PATIENTS will suffer when the plug is pulled on Kidderminster Hospital's telephone switchboard next month in a "financially-driven" move, it has been claimed.

From September 12 all calls to operators - who currently book appointments and operations as well as monitoring hospital alarms and CCTV- will be routed to a new facility in the Alexandra Hospital, Redditch, to save up to £80,000 a year.

But Wyre Forest MP Dr Richard Taylor and switchboard staff both voiced fears patients would suffer from Redditch staff's lack of "local knowledge".

Dr Taylor added the expanding hospital should keep the switchboard because the new diagnostic and treatment centre - due to open later this year - will attract people from across the Midlands.

A Worcestershire Acute Hospitals NHS Trust spokesman maintained the public should not notice a difference and would "continue to receive all the help and advice they need".

He added the savings will be invested in patient care - but this was challenged by Dr Taylor who claimed the money will go towards the trust's multi-million pound deficit.

The district MP said: "It's very sad and it's quite the wrong economy to make."

Redditch operators will transfer patients wanting to book Kidder-minster Hospital appointments to a new call centre on the Kidderminster site staffed by four of the six current operators, with one retiring and the other being made redundant.

However, switchboard supervisor Estelle Jones said: "The amount of people who ring up to see how to get here is huge - is somebody from Redditch going to know that?"

Kidderminster staff take more than 80,000 calls a month.

Mrs Jones added: "If Redditch has a problem with a call they won't be referring it back to us - we are just appointments.

"I had a GP on the phone expressing his horror at what's happened."

She went on to say other roles currently fulfilled at Kidderminster - including monitoring alarms triggered when medical gases run low, cardiac arrest machines and fire alarms - would be "better served" from the hospital as services expanded.

More than 2,000 patients and staff signed a petition to save the switchboard and Kidderminster Hospital League of Friends offered to fund it for at least 12 months.

"We would like to express our thanks to everybody - we had a hell of a lot of support from the League of Friends, the public and the people within the hospital," said Mrs Jones.

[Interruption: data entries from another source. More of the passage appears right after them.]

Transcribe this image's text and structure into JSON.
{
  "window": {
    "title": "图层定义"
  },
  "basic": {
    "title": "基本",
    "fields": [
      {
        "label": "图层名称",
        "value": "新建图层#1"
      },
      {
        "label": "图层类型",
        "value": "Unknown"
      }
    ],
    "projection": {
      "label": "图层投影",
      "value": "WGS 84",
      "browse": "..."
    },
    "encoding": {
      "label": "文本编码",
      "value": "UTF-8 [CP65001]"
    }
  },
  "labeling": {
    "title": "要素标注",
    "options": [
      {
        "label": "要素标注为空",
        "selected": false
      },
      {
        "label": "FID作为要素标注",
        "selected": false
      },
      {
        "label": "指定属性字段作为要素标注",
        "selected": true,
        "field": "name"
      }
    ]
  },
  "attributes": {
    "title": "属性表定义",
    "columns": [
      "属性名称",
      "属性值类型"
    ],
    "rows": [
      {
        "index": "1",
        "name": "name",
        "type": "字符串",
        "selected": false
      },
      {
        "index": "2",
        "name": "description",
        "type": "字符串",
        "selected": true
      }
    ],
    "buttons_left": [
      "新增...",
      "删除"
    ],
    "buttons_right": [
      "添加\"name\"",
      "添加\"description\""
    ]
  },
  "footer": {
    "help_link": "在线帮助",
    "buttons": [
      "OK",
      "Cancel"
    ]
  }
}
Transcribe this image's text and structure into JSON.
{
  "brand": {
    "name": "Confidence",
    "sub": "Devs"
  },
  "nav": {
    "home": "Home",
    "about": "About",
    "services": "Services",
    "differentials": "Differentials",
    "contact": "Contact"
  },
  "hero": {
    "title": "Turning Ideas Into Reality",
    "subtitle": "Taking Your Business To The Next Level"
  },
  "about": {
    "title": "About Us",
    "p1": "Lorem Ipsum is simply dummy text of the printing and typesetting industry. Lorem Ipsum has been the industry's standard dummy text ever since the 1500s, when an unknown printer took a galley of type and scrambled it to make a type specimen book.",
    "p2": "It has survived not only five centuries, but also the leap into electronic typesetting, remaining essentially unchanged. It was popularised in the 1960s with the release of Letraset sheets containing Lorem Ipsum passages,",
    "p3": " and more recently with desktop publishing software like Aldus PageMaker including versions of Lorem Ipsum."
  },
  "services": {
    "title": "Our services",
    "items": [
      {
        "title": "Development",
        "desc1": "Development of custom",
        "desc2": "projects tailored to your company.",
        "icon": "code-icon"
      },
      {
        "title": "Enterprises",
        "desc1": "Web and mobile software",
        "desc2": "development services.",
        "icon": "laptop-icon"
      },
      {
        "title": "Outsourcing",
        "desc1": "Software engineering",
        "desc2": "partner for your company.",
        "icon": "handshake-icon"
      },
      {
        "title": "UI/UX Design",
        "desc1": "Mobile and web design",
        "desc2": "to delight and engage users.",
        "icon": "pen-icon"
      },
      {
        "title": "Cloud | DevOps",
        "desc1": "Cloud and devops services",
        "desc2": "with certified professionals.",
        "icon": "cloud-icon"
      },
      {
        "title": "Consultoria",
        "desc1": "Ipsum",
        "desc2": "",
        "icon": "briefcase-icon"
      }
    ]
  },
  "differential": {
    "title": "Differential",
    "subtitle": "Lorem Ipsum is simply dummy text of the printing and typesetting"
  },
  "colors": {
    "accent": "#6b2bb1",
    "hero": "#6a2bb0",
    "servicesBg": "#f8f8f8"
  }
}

She attacked the switchboard staff's treatment, saying they had been under "a lot of pressure" as the service had been wound up over the last 12 months - but claimed operators had only been notified of the final closing date two weeks ago.

"A lot of them have been working seven days, 50 to 56 hours-a-week to provide the service which they are going to take away," she added.

Trust spokesman Richard Haynes said staff were informed of the closing date as soon it was known.

And he said: "While we were very grateful for the League of Friends' offer it would have been a short term measure at best."

He added the gradual transfer of switchboard services to Redditch would allow "parallel running" so the new staff could familiarise themselves with procedure and frequent queries.

Redditch operators will be equipped with maps of Kidderminster and specific questions will be referred to the relevant hospital department.

Mr Haynes argued the monitoring duties currently carried out by Kidderminster staff may even be handled more efficiently thanks to the "state-of-the-art" centre at the Alexandra Hospital.